Englewood, Colo., Feb. 4, 2014 – As the Oct. 1 compliance date to transition to the International Classification of Diseases, Tenth Revision (ICD-10) approaches for physician practices, MGMA research released today indicates that overall readiness for implementation continues to lag. Less than 10 percent of responding practices reported that they had made significant progress when rating their overall readiness for ICD-10 implementation, up only slightly (from 4.7 percent) since June 2013, when MGMA previously conducted research to assess readiness levels. The new research includes responses from more than 570 medical groups where more than 21,000 physicians practice.
“The critical coordination that must take place between practices and their software vendor, clearinghouse and health plan partners is simply not happening at the pace required for a seamless implementation. Very simply, ICD-10 is behind schedule,” said Susan L. Turney, MD, MS, FACP, FACMPE, MGMA president and chief executive officer. “MGMA continues to advocate on behalf of members and provides tools and resources to help practice executives make the transition to ICD-10 more cost effective and less disruptive to their organizations.”
MGMA urges the Centers for Medicare & Medicaid Services (CMS) to immediately take action to help ensure that physician practices can successfully undertake such a massive transition, including:
- Initiating complete end-to-end testing with physician practices – assessing claims throughout the entire business cycle
- Releasing all Medicare and Medicaid payment edits and advising commercial health plans to do the same
- Publishing on an ongoing basis the readiness level of all Medicare contractors and state Medicaid agencies
- Assessing the readiness and targeting outreach to practice management (PM) and electronic health record (EHR) software vendors serving physician practices
- Continuing to expand provider education efforts, especially to smaller and more vulnerable organizations
“As the agency overseeing the nation’s largest health plan, it is imperative that CMS show leadership by reversing its position and begin end-to-end provider testing,” said Turney. “The publication of testing schedules, payment policies and readiness levels are all necessary actions for both CMS and practice trading partners in the private sector. Without this preparation, there will be significant increases in cash flow disruptions to practices that will affect the ability to treat patients.”
The MGMA research also revealed:
- Software upgrades or replacements are needed. More than 80 percent of respondents indicated that their PM software would require replacement or upgrading in order to accommodate ICD-10 diagnosis codes, up from 73.2 percent in June. Moreover, 81.8 percent indicate that their EHR needs to be replaced or upgraded, a jump from 65.3 percent in June.
- Significant software costs to be absorbed by practices. Just 41 percent of respondents reported that their cost to upgrade or replace their PM system software will be covered by their vendor, with about 50 percent of respondents indicating that their vendor will cover the cost of their EHR replacement or upgrade. For those required to cover these software costs, they report an average cost of $11,500 per FTE physician for the PM upgrade or replacement and $12,885 for the EHR. This translates into a cost of $243,850 for a ten physician practice for the ICD-10 software alone.
- Internal software testing lagging. Only 8.2 percent stated that they have begun or completed testing with their EHR vendor, compared to 4.7 percent in June. Slightly more than 10 percent of respondents reported that internal software testing had begun or is complete with their PM vendor, a slight increase from 5.9 percent in June.
- External communication and testing delayed. In June, 70 percent of respondents stated they had not heard from their major health plans regarding the date on which ICD-10 testing would begin. Six months later, nearly 60 percent say they still have not heard from their health plans. Moreover, only 5.4 percent reported that they have begun testing with their major health plans. Almost 60 percent stated in June that they had not heard from their clearinghouse regarding a testing date, and nearly 50 percent indicate they still have not heard. Only 8.1 percent reported that they had started testing with their clearinghouse.

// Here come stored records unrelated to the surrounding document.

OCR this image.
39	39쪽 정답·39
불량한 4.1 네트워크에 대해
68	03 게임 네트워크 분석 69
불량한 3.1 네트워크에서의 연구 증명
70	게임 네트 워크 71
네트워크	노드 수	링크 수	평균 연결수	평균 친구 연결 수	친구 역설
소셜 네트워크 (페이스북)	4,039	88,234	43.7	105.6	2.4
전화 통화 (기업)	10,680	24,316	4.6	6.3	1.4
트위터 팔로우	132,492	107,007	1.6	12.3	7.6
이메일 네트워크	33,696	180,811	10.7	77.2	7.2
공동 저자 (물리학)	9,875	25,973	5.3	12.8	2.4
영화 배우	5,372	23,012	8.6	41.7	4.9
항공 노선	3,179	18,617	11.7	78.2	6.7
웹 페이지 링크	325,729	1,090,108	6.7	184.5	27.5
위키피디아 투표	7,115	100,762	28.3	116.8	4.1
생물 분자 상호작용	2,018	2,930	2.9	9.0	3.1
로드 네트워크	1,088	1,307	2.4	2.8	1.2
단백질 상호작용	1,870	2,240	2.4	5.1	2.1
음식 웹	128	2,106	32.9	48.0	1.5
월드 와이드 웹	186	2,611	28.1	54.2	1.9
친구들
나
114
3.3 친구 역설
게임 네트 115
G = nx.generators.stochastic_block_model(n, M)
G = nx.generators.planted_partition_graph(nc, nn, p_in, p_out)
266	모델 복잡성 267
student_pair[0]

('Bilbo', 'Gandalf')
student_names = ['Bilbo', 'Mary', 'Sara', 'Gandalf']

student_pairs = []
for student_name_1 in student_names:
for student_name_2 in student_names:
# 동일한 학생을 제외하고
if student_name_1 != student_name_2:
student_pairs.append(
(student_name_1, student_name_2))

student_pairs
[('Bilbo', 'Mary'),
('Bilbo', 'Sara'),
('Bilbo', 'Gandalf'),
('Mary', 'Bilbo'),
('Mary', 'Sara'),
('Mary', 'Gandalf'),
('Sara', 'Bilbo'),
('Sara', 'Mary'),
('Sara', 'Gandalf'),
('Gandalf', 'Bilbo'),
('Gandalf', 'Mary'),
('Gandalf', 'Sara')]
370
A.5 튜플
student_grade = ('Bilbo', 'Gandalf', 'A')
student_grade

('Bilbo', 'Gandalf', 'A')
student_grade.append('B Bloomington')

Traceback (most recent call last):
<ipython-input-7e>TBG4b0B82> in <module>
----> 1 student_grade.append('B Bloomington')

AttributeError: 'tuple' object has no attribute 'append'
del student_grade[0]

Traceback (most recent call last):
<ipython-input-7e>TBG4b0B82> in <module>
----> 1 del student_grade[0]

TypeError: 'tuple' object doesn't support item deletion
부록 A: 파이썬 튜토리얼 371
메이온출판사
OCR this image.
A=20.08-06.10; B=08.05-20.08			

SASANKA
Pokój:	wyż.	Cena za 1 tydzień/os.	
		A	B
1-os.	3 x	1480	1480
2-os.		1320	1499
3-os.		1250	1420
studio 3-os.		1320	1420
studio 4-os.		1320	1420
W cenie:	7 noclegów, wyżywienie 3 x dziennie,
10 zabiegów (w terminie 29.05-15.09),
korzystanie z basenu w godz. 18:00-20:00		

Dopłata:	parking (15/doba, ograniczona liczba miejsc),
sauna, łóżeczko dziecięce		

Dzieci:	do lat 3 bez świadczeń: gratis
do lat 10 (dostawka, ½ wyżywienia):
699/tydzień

- Concern about clinical documentation and loss of productivity remained constant. The number of respondents who indicated that they are concerned or very concerned about the expected changes to clinical documentation remained constant at about 89 percent. Similarly, about 89 percent reported in both January and June that they were concerned or very concerned about the loss of clinician productivity after implementation, and about 86 percent about the loss of coding staff productivity. Finally, the expected change in difficulty for clinicians to select appropriate diagnosis codes remains extremely high with nearly 98 percent expecting that it will be somewhat or much more difficult under ICD-10.
CMS has mandated the ICD-10 diagnosis code set for use by physician practices, other providers, clearinghouses and health plans. The healthcare industry uses the ICD code set, developed by the World Health Organization, to identify patients’ diseases, signs, symptoms, abnormal findings, complaints, and causes of injury or diseases. With ICD-10 containing more than five times the number of codes as ICD-9 and incorporating a completely different structure, the new code set will require extensive changes for medical groups.